By 1994 Phish hadn’t quite bifurcated in this fashion — indoor and outdoor shows still largely feel the same up to about this point, because most shows have a uniform vibe. But the music inside the theaters and gyms of this fall have definitely started sketching out the stereotype of what indoor Phish should sound like: deeper, darker, and more challenging. So Mesa is an early chance to ask the question of whether that approach would transfer to an outside setting, or whether the fresh air would nudge the needle back towards the party-band moves of summer.
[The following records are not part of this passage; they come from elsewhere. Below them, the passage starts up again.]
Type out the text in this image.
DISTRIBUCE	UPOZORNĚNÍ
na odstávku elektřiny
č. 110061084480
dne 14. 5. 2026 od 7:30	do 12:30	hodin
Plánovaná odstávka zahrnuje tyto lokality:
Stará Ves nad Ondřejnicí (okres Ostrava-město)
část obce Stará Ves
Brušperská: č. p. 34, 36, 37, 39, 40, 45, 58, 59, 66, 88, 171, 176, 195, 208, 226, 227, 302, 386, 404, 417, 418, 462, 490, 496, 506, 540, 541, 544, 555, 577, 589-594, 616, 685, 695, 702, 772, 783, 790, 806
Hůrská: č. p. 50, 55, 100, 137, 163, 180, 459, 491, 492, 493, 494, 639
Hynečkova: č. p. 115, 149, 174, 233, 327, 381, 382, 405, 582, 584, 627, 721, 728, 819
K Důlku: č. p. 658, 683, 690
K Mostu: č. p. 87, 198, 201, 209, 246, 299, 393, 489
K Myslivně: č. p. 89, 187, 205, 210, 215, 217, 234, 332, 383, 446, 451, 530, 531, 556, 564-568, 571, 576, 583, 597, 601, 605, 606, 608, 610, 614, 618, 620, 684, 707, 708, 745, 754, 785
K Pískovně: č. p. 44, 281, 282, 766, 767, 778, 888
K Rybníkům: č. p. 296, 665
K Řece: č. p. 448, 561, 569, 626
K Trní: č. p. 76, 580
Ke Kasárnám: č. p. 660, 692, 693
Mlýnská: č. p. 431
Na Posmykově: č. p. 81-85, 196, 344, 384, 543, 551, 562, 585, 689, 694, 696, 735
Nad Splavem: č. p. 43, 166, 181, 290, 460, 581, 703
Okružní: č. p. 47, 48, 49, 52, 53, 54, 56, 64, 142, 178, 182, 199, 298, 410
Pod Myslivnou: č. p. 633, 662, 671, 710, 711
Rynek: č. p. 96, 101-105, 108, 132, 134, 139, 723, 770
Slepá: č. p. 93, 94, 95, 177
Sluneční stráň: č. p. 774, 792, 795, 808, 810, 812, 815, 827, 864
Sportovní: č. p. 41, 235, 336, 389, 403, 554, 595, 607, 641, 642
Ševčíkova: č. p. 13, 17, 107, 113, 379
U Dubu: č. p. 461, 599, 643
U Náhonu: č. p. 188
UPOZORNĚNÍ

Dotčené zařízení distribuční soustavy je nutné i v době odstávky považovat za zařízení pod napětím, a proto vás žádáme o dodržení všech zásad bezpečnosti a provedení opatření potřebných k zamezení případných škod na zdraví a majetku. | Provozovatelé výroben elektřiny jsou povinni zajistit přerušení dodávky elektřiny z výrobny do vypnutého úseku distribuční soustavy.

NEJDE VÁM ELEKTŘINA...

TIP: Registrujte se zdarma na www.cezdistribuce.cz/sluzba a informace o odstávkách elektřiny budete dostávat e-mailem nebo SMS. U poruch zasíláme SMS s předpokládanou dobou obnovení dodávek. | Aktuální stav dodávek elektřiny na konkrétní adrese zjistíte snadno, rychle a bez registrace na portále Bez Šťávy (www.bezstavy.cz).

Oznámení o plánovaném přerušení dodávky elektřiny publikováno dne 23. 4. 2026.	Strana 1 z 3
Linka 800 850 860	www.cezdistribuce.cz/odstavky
The band answers by playing what would be a perfect capper to this sprawling, breakthrough tour...if not for the inconvenient reality of another show the following night. It’s a lot of fun overall, and refreshingly shakes off the doldrums of the California shows. But two jams in particular provide a strong argument that the experimentalism of the fall would translate just fine to outdoor venues, foreshadowing the extremities of Summer 1995.
They’re a little slow to warm up on this night in the desert, but by the time they finish the set-closing Antelope, they’re engulfed in flames. I haven’t been keeping track, but I’d say this is probably my favorite Antelope of the tour; I can’t remember another version that matches its sustained intensity. By the time it gets to “The Force Theme” tease kicking me right in the nostalgia, I’m drooling...and there’s still seven minutes left to go. Beyond the impressive wall of noise in the middle, it’s also thrilling how they blow past the obvious off-ramps to the “Rye Rye Rocco” section, forcing Fish to keep doubling his double-time until he’s practically a hardcore drummer. It’s even got a “suck the deer shit from the side of this hole” alternate ending to top it off.
Then there’s the Tweezer, which I’m also tempted to call my tour favorite despite the many historic versions that precede it. It’s in the ballpark of the runtime of Bozeman and Bangor but without as much wheel-spinning, moving fairly fluidly through multiple jam sections and feeling much shorter than its 26 minutes on the clock. There’s a wobbly start which threatens a Chico-style early abandonment, but by the time they all get to chanting some nonsense that sounds, anachronistically, like something about Beyoncé, it’s smooth sailing.
Once again, a “space” segment (starting around 9:45) ups the stakes significantly, and this time they handle it without leaving their native instruments, Trey conjuring up ambient washes until he finds a particularly gnarly one to sample and solo over, a move that would be SOP in the late 90s but which is still a novel innovation here. Subsequently there are vague notes of “Gypsy Queen,” “Can’t You Hear Me Knocking,” and “I’m a Man,” three themes frequently explored this fall, none of which fully apparate here, but just flavor the stew. A second space-out, starting around 19:00, could easily snuff the flame, but Mike, in a brilliant, baffling move, steers it into the Slave jam. Maybe it’s a little gimmicky to steal another jam’s peak as the resolution to a free-wheeling improvisation, but from the moment Fish brings the Tweezer drums back in (23:05) to the start of the slowdown ending (25:05), the jam hovers in quantum uncertainty between Tweezer and Slave, and it’s absolutely virtuosic.

Maybe it’s not the tour-defining Tweezer, but it’s a version that feels like it’s learned a lot from the successes and failures of its predecessors. And on this particular night, it proves that Phish were just as willing to take a song to its outer limits while staring at the stars as they were while staring at the rafters. Summer and Fall/Outdoor and Indoor would still eventually evolve into their own personalities, but this show is an early reassurance that, despite their differences, both environments would be equally improv-friendly.